- Born: 25 September 1972 (age 52) Stockholm, Sweden
- Occupation(s): Classical pianist and composer
- Years active: 1991–present

= Pär Lund =

Swedish pianist and composer (born 1972)

Pär Lund (born 25 September 1972) is a Swedish pianist and composer.

==Education==
Lund began composing and playing the piano at the age of 7 and initiated his formal education in 1991 with professor Esther Bodin-Karpe at the Royal College of Music in Stockholm. In 1994 he continued at the Sibelius Academy in Helsinki where he until 2002 studied piano with professor Juhani Lagerspetz and composition with Erkki Jokinen and Olli Kortekangas. Following graduation, Lund concluded his studies at the masterprogram in piano at Stockholm's Royal College of Music 2002–2006 with professor Staffan Scheja. Lund has also participated in masterclasses for Dmitri Bashkirov, Eero Heinonen, Alfons Kontarsky, Radoslav Kvapil, Jacob Lateiner, László Simon, Valerian Vishnevsky and others.

==Career==
Lund's pianistic career began to show promise in his late teens when he in 1992 won Kil's International Piano Competition, followed by his entrance in the Ennio Porrino International Piano Competition in Cagliari where he reached the finals and was awarded for finest interpretation. He has since given piano recitals in Finland, Germany, France, Spain, Russia, Luxembourg and other countries, and has appeared in both Swedish and Finnish radio and TV - most recently in the Swedish version of Got Talent.

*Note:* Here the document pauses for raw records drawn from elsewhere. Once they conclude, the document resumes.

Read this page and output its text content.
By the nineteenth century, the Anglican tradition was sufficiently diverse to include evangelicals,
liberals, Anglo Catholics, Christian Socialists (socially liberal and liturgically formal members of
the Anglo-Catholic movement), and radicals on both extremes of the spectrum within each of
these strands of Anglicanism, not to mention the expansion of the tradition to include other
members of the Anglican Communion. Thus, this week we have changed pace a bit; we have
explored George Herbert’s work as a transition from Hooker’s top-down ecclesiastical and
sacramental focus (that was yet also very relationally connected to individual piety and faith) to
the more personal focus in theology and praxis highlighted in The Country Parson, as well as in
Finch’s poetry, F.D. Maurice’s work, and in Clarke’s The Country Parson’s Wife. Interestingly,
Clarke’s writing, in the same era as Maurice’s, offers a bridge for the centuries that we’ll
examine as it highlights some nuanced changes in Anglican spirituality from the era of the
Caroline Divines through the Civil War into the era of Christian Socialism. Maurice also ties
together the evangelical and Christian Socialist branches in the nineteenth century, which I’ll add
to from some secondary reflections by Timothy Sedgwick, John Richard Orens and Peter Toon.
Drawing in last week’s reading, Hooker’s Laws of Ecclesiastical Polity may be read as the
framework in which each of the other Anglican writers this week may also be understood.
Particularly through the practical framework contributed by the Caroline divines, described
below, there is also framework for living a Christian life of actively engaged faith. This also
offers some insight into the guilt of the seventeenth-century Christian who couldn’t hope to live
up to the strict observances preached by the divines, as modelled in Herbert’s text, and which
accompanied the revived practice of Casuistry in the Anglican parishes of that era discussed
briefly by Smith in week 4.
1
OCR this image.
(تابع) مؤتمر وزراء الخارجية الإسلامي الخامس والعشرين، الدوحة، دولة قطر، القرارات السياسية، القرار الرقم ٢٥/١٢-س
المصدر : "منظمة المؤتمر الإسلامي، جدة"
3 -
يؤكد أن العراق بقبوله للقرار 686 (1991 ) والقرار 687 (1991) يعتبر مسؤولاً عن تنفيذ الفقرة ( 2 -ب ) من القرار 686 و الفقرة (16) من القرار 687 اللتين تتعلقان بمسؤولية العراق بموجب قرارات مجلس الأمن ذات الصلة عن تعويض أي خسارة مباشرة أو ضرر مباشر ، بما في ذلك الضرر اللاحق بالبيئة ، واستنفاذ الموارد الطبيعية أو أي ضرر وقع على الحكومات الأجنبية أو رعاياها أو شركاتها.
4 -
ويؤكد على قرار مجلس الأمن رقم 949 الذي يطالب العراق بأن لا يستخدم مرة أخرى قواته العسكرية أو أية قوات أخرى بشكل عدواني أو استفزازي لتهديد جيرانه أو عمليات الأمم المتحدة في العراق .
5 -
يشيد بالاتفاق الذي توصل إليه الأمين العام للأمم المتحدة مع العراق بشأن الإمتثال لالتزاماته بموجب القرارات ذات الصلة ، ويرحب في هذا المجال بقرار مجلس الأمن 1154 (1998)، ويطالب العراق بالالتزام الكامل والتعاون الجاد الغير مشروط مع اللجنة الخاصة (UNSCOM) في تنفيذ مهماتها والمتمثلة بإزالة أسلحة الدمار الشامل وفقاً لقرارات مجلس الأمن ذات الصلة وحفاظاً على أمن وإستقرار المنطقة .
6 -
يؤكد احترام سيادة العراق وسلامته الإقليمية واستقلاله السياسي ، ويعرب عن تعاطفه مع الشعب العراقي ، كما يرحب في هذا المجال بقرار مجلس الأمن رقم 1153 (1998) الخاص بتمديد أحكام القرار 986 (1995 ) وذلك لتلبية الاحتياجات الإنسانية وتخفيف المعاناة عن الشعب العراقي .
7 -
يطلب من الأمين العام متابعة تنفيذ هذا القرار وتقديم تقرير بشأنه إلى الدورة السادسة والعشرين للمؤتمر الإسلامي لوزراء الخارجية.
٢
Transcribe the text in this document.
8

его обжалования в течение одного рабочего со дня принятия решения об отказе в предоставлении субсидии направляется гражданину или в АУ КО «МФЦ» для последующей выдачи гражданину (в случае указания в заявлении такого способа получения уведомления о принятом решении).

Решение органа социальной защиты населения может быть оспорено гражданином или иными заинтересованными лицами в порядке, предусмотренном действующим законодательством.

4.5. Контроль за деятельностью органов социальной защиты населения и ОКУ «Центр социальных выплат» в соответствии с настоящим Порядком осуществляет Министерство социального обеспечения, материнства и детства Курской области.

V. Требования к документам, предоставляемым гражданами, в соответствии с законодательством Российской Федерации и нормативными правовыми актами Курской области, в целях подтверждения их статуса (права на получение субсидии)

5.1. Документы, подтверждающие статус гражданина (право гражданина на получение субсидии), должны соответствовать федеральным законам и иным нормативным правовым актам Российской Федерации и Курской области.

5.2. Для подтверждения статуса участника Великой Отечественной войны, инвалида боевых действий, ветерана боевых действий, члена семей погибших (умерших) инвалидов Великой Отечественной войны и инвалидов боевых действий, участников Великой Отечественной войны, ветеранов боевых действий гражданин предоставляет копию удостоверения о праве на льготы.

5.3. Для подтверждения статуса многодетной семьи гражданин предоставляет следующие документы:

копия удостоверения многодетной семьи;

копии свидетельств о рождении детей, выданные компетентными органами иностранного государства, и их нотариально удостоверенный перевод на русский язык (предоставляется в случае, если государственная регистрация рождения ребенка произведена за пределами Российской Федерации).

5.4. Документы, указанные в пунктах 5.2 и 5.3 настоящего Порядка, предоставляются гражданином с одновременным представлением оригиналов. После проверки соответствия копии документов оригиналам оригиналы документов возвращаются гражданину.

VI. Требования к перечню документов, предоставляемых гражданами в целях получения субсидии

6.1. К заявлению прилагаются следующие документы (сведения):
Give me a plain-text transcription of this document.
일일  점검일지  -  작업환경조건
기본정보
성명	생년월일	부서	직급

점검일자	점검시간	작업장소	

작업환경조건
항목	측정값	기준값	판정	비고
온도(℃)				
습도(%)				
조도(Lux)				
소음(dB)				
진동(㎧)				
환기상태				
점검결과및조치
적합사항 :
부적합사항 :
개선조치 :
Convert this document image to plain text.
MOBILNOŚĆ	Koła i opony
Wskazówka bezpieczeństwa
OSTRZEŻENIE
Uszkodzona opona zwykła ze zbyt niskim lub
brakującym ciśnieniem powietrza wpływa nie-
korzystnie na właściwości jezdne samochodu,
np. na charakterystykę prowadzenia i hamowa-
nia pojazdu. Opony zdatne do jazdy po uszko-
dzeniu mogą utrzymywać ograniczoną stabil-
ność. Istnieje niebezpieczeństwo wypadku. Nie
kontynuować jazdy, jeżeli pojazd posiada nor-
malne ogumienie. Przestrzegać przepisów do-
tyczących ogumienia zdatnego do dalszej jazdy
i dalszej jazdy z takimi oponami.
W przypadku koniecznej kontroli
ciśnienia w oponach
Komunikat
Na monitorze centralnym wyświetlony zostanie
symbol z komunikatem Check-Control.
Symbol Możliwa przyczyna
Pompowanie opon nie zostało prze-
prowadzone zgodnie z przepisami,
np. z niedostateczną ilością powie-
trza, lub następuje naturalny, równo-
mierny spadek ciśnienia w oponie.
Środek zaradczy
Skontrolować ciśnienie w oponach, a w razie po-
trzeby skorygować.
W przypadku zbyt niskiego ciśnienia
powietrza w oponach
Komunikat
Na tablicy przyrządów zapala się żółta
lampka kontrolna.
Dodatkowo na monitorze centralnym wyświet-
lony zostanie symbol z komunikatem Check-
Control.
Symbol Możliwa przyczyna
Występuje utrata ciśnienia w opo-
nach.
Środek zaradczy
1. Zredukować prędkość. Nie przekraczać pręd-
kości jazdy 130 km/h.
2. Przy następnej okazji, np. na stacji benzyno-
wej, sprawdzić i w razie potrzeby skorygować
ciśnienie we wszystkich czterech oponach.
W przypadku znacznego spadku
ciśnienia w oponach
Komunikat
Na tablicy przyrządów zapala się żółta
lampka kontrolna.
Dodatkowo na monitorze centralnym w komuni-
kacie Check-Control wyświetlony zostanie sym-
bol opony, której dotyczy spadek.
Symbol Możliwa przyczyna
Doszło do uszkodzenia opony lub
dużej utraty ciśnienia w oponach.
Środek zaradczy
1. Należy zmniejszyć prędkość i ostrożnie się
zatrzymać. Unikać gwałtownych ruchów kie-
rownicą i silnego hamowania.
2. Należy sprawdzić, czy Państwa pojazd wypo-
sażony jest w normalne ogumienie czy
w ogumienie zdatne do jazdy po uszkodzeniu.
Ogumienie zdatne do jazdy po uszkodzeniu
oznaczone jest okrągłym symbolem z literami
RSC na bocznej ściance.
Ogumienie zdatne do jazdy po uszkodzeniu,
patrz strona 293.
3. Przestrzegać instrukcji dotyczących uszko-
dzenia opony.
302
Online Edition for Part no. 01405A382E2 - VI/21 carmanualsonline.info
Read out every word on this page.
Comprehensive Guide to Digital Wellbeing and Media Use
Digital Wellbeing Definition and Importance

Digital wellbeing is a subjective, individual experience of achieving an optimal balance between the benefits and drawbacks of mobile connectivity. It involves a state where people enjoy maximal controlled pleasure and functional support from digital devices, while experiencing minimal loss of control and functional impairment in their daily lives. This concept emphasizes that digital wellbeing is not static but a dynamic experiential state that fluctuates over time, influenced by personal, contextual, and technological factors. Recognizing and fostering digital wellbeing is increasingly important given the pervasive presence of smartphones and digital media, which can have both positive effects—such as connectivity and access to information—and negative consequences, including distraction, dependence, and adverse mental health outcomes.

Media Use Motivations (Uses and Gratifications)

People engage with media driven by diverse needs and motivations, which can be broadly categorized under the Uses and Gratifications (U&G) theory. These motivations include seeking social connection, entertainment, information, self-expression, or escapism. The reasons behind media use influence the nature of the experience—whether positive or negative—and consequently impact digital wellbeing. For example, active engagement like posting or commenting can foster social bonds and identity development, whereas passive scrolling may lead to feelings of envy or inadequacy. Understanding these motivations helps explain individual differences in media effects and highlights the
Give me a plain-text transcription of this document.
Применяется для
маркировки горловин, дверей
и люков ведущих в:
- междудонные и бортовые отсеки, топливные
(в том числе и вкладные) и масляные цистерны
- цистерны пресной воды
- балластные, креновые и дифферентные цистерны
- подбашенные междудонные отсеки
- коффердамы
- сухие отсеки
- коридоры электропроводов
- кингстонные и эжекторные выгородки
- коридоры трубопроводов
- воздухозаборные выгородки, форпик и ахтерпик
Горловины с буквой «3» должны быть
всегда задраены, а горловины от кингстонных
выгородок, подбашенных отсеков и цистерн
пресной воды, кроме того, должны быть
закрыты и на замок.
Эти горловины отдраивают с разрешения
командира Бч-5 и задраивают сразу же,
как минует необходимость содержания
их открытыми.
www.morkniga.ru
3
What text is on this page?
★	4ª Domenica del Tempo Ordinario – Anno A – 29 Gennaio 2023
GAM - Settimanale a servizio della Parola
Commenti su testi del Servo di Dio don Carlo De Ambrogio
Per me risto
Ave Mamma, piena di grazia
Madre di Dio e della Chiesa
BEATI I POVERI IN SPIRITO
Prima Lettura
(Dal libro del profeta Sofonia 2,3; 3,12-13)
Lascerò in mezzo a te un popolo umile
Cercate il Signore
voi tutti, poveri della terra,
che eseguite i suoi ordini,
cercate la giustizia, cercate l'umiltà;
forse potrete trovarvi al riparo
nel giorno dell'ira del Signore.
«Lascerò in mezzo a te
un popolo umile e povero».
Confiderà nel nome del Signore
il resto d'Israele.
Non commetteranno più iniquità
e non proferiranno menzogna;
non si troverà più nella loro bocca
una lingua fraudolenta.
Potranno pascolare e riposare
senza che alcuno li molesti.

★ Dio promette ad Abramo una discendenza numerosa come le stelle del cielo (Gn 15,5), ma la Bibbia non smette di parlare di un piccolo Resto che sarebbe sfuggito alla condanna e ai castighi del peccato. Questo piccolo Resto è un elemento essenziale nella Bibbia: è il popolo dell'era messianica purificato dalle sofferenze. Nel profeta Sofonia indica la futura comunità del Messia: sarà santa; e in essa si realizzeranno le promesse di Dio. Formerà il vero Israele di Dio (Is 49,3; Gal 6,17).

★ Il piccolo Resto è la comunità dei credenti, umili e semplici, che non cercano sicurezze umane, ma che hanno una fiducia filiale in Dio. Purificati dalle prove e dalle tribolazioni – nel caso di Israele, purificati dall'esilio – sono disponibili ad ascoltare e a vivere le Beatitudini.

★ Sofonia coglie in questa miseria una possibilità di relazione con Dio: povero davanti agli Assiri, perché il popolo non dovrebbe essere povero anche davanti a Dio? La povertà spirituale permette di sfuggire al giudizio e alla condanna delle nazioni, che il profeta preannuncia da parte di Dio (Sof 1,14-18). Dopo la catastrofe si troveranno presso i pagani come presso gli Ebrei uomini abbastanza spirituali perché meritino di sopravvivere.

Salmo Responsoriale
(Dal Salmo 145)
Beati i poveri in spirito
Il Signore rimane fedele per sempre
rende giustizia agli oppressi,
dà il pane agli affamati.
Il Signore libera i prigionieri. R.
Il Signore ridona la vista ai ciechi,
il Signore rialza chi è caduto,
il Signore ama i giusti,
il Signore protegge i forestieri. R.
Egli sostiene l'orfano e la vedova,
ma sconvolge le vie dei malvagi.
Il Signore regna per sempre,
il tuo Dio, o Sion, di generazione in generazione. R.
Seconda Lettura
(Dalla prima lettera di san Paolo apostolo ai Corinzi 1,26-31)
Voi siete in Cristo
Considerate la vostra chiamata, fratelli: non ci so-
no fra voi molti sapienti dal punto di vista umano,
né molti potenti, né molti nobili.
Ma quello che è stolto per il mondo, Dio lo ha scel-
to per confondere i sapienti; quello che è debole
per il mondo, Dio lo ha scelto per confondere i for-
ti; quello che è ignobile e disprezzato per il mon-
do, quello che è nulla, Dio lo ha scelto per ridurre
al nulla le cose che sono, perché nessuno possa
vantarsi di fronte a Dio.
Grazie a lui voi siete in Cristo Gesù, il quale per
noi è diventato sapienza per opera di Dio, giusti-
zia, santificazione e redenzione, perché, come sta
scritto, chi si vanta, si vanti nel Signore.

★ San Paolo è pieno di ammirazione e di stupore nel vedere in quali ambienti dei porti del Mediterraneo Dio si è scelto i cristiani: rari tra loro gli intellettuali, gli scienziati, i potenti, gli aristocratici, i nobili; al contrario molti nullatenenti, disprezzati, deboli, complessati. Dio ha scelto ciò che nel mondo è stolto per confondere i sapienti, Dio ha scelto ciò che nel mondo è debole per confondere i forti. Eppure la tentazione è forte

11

As a composer Lund has drawn attention both in his native country and abroad, not least through his Variations on Sten Carlberg's theme to Bamse (a popular Swedish cartoon character) which led to a special feature in Musikspegeln on Swedish national television in 2003. The work consists of 7 variations and puts formidable demands on the pianist, despite its humorous nature. Among the original compositions special mention can be given to Darum (written as a reply to Robert Schumann's piano piece Warum?) along with its spin-off Xarum, 3^x which mixes a lyrical tonal language with a rigid mathematical subtext, the Scott Joplin inspired (B)ragtime, as well as To the Power Of... - a single-movement work for piano and orchestra which received its premiere on 8 June 2006 at the Stockholm Concert Hall, with the Royal Stockholm Philharmonic Orchestra under Michael Bartosch.

Lund's activities as a composer has also been awarded several scholarships, including STIM's Scholarship for Composers, the Swedish Arts Board's Scholarship for Musicians, and Byggnads Cultural Scholarship presented to him by the then Swedish Prime Minister Göran Persson.